Joan rencontre Barry O'Neil, un officier de la Police montée, ils tombent amoureux l'un de l'autre . Le jour de
son départ, Barry lui promet de revenir . Plusieurs mois ont passés, lorsque Esther portant un enfant, revient
s'accusant du meurtre de Perraut. Au même moment, le père et Bisson sont de retour : pour éviter à sa sœur
la colère de leur père, Joan déclare que le bébé est le sien et s'enfuit.
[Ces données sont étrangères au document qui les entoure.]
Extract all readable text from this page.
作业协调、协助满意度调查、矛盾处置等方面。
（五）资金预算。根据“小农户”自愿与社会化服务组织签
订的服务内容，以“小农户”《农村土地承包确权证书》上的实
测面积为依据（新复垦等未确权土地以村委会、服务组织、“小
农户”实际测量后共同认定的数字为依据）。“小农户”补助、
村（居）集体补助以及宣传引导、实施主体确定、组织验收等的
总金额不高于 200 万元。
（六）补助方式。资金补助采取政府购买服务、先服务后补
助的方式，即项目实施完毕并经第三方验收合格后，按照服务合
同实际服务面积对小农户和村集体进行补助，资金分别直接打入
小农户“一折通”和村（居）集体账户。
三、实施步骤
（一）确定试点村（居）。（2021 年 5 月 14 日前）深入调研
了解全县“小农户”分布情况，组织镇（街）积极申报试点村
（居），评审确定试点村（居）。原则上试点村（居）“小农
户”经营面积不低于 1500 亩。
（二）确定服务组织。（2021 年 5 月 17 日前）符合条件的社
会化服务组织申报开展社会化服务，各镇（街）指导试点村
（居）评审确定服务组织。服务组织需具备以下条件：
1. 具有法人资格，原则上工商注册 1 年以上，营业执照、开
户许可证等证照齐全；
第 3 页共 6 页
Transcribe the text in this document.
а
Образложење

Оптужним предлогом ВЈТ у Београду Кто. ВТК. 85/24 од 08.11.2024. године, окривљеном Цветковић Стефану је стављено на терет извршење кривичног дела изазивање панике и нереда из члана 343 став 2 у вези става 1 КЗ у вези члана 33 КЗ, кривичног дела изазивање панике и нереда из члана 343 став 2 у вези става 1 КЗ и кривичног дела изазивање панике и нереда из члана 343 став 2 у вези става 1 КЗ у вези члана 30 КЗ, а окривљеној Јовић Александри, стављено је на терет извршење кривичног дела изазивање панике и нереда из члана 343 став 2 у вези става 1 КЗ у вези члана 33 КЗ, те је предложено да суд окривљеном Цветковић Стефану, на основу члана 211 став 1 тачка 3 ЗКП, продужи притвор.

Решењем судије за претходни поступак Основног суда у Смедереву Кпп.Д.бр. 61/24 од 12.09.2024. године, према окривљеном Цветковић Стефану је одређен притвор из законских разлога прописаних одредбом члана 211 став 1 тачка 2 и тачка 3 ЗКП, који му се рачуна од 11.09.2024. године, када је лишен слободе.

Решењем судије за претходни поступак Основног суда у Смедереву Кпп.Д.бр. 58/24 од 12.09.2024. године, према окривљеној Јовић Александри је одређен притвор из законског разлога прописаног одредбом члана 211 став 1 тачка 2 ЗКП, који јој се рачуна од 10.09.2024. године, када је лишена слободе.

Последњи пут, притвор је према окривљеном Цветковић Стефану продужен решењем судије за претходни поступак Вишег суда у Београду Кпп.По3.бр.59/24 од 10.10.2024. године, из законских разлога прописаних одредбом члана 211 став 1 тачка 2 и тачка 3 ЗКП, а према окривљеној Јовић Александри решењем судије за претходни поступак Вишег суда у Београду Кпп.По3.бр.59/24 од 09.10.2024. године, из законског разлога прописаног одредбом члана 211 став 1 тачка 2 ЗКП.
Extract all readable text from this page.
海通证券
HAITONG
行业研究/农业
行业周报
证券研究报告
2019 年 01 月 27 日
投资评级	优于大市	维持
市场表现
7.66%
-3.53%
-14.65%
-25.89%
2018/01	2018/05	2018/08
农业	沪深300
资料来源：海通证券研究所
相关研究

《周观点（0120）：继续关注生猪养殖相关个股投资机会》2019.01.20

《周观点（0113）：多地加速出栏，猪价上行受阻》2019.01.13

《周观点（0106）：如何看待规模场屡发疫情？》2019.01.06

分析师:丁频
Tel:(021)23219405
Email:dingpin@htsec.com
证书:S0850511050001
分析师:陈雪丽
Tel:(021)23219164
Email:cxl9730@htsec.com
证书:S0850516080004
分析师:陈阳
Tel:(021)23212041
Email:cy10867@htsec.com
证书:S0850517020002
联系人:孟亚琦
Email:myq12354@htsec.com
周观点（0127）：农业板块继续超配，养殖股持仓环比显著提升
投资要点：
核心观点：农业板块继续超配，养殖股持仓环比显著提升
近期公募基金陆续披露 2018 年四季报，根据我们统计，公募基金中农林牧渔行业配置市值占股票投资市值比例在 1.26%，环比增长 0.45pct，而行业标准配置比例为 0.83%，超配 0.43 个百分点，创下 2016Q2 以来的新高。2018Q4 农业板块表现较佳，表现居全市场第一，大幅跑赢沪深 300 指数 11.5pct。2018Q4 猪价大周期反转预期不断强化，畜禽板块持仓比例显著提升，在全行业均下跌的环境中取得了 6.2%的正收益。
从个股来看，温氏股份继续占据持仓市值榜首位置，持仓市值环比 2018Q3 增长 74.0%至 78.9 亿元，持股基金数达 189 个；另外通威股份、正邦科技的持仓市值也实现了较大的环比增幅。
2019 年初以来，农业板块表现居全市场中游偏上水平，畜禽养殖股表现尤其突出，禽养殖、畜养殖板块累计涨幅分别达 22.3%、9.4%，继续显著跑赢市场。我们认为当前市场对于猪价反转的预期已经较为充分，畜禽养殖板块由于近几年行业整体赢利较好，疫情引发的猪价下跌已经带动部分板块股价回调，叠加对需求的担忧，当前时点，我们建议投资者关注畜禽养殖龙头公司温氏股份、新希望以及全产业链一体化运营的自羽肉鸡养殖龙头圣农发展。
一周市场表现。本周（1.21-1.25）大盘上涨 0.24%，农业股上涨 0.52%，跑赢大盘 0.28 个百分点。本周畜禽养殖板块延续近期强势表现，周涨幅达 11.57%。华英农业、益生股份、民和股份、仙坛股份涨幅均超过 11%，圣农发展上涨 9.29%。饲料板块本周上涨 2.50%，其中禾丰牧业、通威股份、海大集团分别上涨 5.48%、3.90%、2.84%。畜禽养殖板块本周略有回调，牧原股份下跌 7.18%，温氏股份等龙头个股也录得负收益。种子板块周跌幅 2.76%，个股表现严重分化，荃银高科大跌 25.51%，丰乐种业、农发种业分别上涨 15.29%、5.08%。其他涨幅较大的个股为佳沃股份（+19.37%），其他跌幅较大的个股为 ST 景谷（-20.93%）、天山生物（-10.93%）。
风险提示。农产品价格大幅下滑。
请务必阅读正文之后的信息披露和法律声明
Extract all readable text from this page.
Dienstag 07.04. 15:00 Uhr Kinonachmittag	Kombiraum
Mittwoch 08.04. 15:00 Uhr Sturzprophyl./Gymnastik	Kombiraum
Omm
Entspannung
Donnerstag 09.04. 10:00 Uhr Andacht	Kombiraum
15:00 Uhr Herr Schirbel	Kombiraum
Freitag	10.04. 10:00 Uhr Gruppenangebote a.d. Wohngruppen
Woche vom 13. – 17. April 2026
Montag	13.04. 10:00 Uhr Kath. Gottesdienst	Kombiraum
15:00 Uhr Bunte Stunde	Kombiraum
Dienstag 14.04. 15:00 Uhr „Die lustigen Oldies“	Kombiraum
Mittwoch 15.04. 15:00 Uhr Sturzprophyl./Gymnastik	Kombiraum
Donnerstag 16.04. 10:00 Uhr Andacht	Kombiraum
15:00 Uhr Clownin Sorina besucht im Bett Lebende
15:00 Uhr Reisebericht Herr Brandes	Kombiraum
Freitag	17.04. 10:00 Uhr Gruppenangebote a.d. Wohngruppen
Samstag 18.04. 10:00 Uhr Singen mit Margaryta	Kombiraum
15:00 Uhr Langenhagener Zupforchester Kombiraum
Elle est poursuivie par Bisson fou de rage,
mais aussi par O'Neil qui lui, poursuit la meurtrière présumée. Il s'avère que Perrault n'est pas mort et tout
finira par s'arranger.

Film probablement perdu.

Fiche technique :
Réalisateur : Chester Bennett
Scénario : J. Grubb Alexander
Image : Jack MacKenzie
Production : Chester Bennett Production
Durée : 1.444,14 m (5 bobines)

Distribution : Jane Novak (Joan Cameron), Edward Hearn (Barry O’Neil), Alfred Allen (Duncan Cameron), J. Gordon Russell (Paul Bisson), Charlotte Pierce (Esther Cameron), Ernest Shields (Jules Perrault), ‘Smoke’ Turner (Jerry-Jo)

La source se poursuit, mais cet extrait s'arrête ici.